ROME — A private rescue ship carrying 629 migrants remained at sea Sunday evening after more than a day of not receiving permission to dock in either Italy or the small Mediterranean island nation of Malta.
Aid group SOS Mediterraneee said the passengers on its ship, the Aquarius, included 400 people who were picked up by the Italian navy, that country’s coast guard and private cargo ships and transferred. The rescue ship’s crew itself pulled 229 migrants from the water or from traffickers’ unseaworthy boats Saturday night, including 123 unaccompanied minors and seven pregnant women.
The Aquarius and its passengers were caught up in a crackdown promoted by the right-wing partner in Italy’s new populist government, which has vowed to stop the country from becoming the “refugee camp of Europe.”
Italian Premier Giuseppe Conte said he personally contacted Malta’s prime minister, Joseph Muscat, to “explicitly at least take on the human assistance of persons in difficulty aboard the Aquarius.”
But Muscat, “while comprehending the situation,” rebuffed him, Conte said in a Facebook post late Sunday.
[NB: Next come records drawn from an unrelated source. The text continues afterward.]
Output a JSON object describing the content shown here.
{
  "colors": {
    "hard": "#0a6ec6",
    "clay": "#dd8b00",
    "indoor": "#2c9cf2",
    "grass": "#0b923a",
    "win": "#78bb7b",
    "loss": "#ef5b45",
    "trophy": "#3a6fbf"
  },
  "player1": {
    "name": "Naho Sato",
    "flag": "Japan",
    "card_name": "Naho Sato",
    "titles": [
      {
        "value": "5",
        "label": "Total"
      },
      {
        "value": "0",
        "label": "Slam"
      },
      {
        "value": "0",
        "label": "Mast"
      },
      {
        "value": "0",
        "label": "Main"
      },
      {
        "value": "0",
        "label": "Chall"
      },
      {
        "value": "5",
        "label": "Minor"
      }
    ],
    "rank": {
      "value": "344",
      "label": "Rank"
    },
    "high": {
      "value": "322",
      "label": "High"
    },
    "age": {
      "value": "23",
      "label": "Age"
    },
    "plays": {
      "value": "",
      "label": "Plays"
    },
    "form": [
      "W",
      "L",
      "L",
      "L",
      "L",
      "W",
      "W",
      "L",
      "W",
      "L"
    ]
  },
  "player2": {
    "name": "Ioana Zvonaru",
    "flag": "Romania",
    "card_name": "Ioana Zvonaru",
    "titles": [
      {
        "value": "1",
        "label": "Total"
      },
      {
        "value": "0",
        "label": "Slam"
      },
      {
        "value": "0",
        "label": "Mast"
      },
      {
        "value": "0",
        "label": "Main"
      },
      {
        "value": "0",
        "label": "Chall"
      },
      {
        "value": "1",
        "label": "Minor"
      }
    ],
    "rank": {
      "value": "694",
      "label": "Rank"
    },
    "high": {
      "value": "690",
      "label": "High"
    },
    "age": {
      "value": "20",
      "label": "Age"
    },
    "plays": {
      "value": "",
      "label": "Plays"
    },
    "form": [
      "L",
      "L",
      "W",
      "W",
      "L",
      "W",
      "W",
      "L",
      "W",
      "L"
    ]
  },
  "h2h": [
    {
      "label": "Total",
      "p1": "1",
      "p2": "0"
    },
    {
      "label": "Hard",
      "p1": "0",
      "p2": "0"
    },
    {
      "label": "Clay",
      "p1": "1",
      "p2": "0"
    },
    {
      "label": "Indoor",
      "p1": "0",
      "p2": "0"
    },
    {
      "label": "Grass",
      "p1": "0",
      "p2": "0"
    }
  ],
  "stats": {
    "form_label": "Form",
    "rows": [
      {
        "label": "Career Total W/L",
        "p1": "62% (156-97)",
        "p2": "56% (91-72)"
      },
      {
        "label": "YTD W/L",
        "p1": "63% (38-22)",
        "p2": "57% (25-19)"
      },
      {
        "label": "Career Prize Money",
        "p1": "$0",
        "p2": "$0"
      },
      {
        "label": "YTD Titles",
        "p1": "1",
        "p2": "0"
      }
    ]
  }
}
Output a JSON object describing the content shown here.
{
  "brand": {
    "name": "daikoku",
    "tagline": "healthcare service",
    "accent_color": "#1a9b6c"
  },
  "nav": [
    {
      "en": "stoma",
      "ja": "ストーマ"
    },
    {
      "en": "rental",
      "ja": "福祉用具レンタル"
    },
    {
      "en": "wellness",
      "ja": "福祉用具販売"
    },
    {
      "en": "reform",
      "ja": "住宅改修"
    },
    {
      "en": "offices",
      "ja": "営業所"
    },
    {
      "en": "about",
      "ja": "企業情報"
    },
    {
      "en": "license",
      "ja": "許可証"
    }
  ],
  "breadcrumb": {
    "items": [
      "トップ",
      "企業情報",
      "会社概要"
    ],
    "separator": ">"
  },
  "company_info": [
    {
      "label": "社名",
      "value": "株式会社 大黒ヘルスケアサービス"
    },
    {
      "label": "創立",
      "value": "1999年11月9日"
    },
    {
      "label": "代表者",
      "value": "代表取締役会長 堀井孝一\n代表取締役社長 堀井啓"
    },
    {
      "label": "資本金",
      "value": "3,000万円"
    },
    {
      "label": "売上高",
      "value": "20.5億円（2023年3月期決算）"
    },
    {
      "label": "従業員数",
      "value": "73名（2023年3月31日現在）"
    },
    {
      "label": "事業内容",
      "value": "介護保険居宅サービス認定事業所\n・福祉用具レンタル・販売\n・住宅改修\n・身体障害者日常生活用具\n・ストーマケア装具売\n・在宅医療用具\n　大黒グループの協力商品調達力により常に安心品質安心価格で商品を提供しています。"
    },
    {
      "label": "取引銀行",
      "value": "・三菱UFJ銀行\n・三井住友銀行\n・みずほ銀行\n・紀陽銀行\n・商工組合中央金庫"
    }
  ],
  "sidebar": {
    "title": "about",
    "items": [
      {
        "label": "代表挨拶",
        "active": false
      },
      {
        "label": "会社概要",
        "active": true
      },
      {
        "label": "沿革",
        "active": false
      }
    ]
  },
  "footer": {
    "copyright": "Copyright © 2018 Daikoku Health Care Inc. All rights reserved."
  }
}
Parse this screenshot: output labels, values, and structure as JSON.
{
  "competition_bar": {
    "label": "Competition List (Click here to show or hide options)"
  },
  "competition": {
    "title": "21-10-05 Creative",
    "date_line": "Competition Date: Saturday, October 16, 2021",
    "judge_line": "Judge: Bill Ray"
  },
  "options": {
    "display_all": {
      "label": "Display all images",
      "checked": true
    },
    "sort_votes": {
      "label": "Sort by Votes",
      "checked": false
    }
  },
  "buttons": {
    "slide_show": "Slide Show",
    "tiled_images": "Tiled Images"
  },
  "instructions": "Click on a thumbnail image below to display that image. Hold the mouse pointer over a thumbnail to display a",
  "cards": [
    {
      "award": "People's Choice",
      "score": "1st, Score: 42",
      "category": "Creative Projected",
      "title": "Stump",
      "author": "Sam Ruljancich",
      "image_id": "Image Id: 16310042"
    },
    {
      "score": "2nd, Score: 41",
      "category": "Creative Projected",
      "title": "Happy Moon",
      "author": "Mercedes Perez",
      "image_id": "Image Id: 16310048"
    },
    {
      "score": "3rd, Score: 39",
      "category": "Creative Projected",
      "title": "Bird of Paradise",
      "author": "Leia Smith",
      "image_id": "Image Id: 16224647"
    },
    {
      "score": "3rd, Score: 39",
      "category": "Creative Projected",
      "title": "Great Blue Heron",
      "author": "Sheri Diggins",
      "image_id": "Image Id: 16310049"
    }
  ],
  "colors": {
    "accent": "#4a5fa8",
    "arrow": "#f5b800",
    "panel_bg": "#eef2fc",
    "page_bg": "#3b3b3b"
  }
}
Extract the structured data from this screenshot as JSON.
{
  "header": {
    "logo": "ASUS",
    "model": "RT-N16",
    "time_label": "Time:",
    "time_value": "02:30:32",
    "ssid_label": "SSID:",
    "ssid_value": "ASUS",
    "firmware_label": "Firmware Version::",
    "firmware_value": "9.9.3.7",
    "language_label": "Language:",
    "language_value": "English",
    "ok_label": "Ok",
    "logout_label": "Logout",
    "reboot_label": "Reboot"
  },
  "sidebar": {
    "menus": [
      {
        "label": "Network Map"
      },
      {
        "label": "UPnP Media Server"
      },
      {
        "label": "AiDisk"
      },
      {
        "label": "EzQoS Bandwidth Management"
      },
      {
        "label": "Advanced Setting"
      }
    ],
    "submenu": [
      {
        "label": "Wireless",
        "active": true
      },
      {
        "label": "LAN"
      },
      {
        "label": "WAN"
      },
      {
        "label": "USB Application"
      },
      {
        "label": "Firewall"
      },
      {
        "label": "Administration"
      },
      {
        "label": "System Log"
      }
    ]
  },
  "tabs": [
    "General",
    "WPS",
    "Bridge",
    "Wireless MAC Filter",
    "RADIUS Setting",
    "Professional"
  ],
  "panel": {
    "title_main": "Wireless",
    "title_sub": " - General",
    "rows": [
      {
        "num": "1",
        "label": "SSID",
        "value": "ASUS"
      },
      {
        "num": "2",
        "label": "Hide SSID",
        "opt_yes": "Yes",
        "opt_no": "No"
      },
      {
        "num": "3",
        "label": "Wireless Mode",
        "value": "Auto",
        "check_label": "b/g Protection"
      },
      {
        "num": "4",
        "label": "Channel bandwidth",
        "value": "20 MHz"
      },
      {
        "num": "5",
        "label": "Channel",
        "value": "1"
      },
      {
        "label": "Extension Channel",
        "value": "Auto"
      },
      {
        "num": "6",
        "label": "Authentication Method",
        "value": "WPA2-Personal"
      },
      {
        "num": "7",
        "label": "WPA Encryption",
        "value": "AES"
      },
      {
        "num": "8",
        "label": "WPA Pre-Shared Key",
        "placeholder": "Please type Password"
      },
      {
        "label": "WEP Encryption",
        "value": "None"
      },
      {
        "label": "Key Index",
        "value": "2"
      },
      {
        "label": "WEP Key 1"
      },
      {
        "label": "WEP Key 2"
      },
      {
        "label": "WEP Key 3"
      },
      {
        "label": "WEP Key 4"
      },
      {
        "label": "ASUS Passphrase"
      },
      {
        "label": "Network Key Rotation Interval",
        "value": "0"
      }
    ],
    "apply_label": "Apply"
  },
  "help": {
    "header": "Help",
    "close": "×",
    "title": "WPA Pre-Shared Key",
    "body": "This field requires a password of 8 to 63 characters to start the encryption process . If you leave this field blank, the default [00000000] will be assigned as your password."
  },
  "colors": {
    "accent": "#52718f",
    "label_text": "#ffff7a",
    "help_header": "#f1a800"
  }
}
That stance “confirms the latest unwillingness of Malta and, thus, of Europe, to intervene and take care of the emergency.”
Like Malta, Italy didn’t appear to be budging.
Italy’s firebrand interior minister, Matteo Salvini, who leads the anti-immigrant League party in the governing coalition, has long railed against what he depicts as Europe’s failure to show solidarity with Italy during the migrant crisis in recent years.
“Starting today, Italy, too, begins to say NO to the trafficking of human beings, NO to the business of clandestine immigration,” Salvini tweeted Sunday.
After leading an hours-long meeting with his coalition leaders Sunday night at the premier’s office, Conte said Italy was sending two motorboats with medical staff aboard in case the migrants needed help but he made no mention of how the Aquarius might ever get into port.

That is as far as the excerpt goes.